Disaat yang sama Ghina kelihatan tidak bersemangat saat itu, hanya berfokus pada drakor yang sedang ditontonnya, dihadapan bungkusan kentang goreng dan sausnya.

Ia berniat memakannya tapi adiknya malah tanpa dosa mengambilnya beberapa kali lipat, yang harusnya dalam lima detik dirinya mengambil dua kali kentang.

Rika malah mengambil 15 kali kentang goreng. Benar-benar perut karung memang si Rika, Ghina mengumpatnya dalam hati.

Bahkan ia terus menatapnya datar ketika itu. Bahkan kini Rika sempat-sempatnya berkata.

"Kok gini sih, harusnya kan dia suka sama si cewek pemeran utamanya, kenapa malah sama pemeran pembantu. Plotwist banget sih akhh sebel!!" kesal Rika sambil menggigit bantalnya.

Melihat kelakuan adiknya tidak jelas seperti itu hanya membuat Ghina menghela nafasnya, sebetulnya ia butuh ketenangan tapi adiknya satu ini memang tidak bisa mengkondisikan suasana hatinya saat itu.

Apalagi baru akan mencomot kentang gorengnya sudah habis tak bersisa. Ghina semakin empet dan menatap datar adiknya yang sedang menggenggam banyak kentang gorengnya.

Ghina merasa sangat kesal saat itu tapi mencoba lakukan alternatif cara untuk merealisasikannya tanpa marah-marah, ia coba menarik napas dalam-dalam lalu keluarkan, tarik nafas dalam-dalam lalu keluarkan...

Berkali-kali hingga Rika yang berada disampingnya merasakan keanehan pada dirinya.

"Kenapa dah? Biasanya orang yang kayak gitu entarnya mau buang angin. Mbak jangan kentut loh! Nanti aku bekap fantatnya pake bantal!" ucap Rika mulai menutup hidungnya dan mengacungkan bantalnya bersiaga.
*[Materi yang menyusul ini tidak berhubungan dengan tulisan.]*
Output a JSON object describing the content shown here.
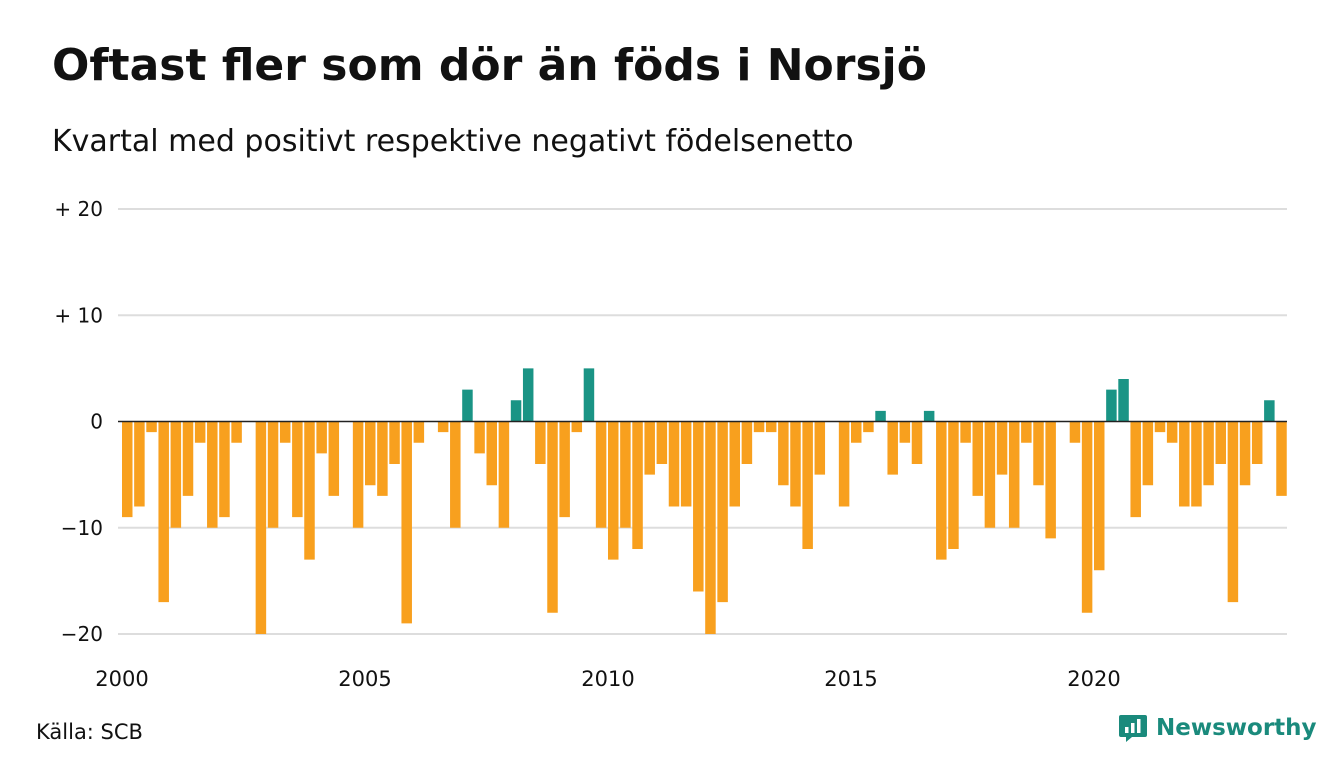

Tapi sayangnya Ghina malah langsung pergi meninggalkannya, menuju ke kamarnya dengan berulang kali menarik keluarkan nafasnya.

Ia akhirnya sampai ke dalam kamarnya dan langsung duduk dikasurnya.

Melihat diatas kasurnya ada pulpen pemberian Kevin, sungguh tidak disangka ia baru menyadari kalau pulpennya masih aktif merekam! Ahhh tidak!

Ia bahkan baru menyadari kalau pulpennya terus merekam dirinya semenjak ia keluar dari kampus bersama Aldi, kan ada percakapan antara dirinya dan Aldi tadi!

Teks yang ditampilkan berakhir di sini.